Jason Critchley

Personal information
- Full name: Jason Roy Critchley
- Born: 7 December 1970 (age 55) St Helens, England

Playing information
- Height: 6 ft 2 in (188 cm)

Rugby league
- Position: Wing, Centre
Club
| Years | Team | Pld | T | G | FG | P |
| 1989–92 | Widnes | 20 | 2 | 0 | 0 | 8 |
| 1992–95 | Salford | 95 | 51 | 0 | 0 | 200 |
| 1995–97 | Keighley Cougars | 49 | 39 | 0 | 0 | 156 |
| 1997–98 | Castleford Tigers | 39 | 15 | 0 | 0 | 60 |
| 1999 | Widnes Vikings | 11 | 3 | 0 | 0 | 12 |
| 2000 | Wakefield Trinity Wildcats | 8 | 4 | 0 | 0 | 16 |
| 2001 | Whitehaven | 6 | 0 | 0 | 0 | 0 |
|  | Total | 228 | 114 | 0 | 0 | 452 |
Representative
| Years | Team | Pld | T | G | FG | P |
| 1992 | England | 1 | 0 | 0 | 0 | 0 |
| 1996–01 | Wales | 8 | 2 | 0 | 0 | 8 |

Rugby union
Club
| Years | Team | Pld | T | G | FG | P |
| 1998–99 | Newport | 8 | 3 | 0 | 0 | 15 |
| 1999–00 | Leicester Tigers | 2 | 0 | 0 | 0 | 0 |
| 1999–00 (loan) | → Manchester | 15 | 6 | 0 | 0 | 30 |
| 2000–01 | US Dax | 14 | 3 | 16 | 0 | 47 |
| 2002–03 | De La Salle Palmerston | 24 | 10 |  |  | 50 |
|  | Total | 63 | 22 | 16 | 0 | 142 |
- Source:

= Jason Critchley =

England & Wales international rugby league & union footballer

Jason Critchley (born 7 December 1970) is an English former professional rugby league and rugby union footballer who played the 1980s, 1990s and 2000s. At club level for the Castleford Tigers, Keighley Cougars, Salford City Reds, Wakefield Trinity Wildcats, Whitehaven and the Widnes Vikings as a or , and top level club level rugby union for Newport RFC, Leicester Tigers, Manchester (loan), US Dax and De La Salle Palmerston.

He played representative rugby league for Great Britain at every age level from under 16's, 19's and 21's. He was also selected for England, Wales and Great Britain on the tour to Papua New Guinea, Fiji and New Zealand in 1996.

==Personal Information==
Critchley was born in St Helens, Lancashire, England.

==Playing career==
===Club career===
Critchley signed for Widnes Vikings from junior club Blackbrook in August 1989. In 1992, he was sold to Salford as part of an exchange deal for Adrian Hadley. Critchley was Salford's top try scorer in the 1993–94 season with 25 tries.

Critchley joined Keighley Cougars in 1995. In August 1996, he scored six tries for Keighley Cougars in a match against Widnes Vikings, breaking a club record which had stood for 90 years for most tries in a single match.

In May 1997, Critchley was signed by Castleford Tigers in exchange for Adrian Flynn and an undisclosed transfer fee. Castleford were bottom of the Super League, and hadn't won a single game when Critchley first arrived at the club, but he helped the club improve results during the rest of the season, and finished as the club's top try scorer.

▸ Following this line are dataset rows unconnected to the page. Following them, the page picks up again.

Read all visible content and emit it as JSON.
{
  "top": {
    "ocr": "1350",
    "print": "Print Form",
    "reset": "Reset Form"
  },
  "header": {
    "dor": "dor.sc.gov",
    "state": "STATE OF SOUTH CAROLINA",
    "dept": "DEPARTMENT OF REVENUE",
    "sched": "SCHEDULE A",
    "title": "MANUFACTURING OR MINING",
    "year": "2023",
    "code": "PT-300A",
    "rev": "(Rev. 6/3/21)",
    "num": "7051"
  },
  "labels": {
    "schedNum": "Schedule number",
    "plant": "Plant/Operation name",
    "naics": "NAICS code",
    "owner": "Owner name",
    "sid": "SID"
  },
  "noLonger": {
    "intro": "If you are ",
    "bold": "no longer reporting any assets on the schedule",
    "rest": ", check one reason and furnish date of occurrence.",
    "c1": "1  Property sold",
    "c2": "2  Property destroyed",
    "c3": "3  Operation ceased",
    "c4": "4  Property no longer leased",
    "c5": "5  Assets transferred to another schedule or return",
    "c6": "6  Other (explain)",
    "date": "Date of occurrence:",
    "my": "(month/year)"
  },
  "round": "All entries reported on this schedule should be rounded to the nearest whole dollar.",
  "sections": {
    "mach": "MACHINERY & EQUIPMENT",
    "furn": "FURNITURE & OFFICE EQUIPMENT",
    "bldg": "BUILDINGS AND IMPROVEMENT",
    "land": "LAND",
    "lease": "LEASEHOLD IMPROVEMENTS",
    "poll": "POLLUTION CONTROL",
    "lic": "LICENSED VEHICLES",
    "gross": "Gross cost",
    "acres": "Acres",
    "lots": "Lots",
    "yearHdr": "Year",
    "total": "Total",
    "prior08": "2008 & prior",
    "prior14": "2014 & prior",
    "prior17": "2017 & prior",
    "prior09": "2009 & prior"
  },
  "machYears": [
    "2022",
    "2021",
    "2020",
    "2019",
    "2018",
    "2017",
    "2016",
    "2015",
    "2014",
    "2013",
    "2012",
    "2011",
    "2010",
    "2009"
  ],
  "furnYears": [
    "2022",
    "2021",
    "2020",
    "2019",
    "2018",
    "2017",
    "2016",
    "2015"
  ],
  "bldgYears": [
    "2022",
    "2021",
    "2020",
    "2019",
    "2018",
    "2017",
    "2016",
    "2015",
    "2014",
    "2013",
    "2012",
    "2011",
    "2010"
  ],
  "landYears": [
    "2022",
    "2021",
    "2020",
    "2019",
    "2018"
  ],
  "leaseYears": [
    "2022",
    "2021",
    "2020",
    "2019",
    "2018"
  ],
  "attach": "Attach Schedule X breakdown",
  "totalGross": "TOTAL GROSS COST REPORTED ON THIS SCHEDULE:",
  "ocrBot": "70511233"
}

In 1998, Critchley switched codes and joined rugby union side Newport. He returned to league during the rugby union off-season to play for Wakefield Trinity in 2000.

===International career===
Critchley was selected for the 1996 Great Britain Lions tour, but did not play in any Test matches.

Following the relaxation of eligibility rules, Critchley qualified to play for Wales. He was selected in the 40-man training squad for the 1995 Rugby League World Cup, but did not make the final squad. He made his debut a year later, and went on to win eight caps for Wales between 1996 and 2001. He was selected by Wales for the 2000 Rugby League World Cup, making five appearances during the tournament, and scoring a try in Wales' 22–8 win in the quarter final against Papua New Guinea.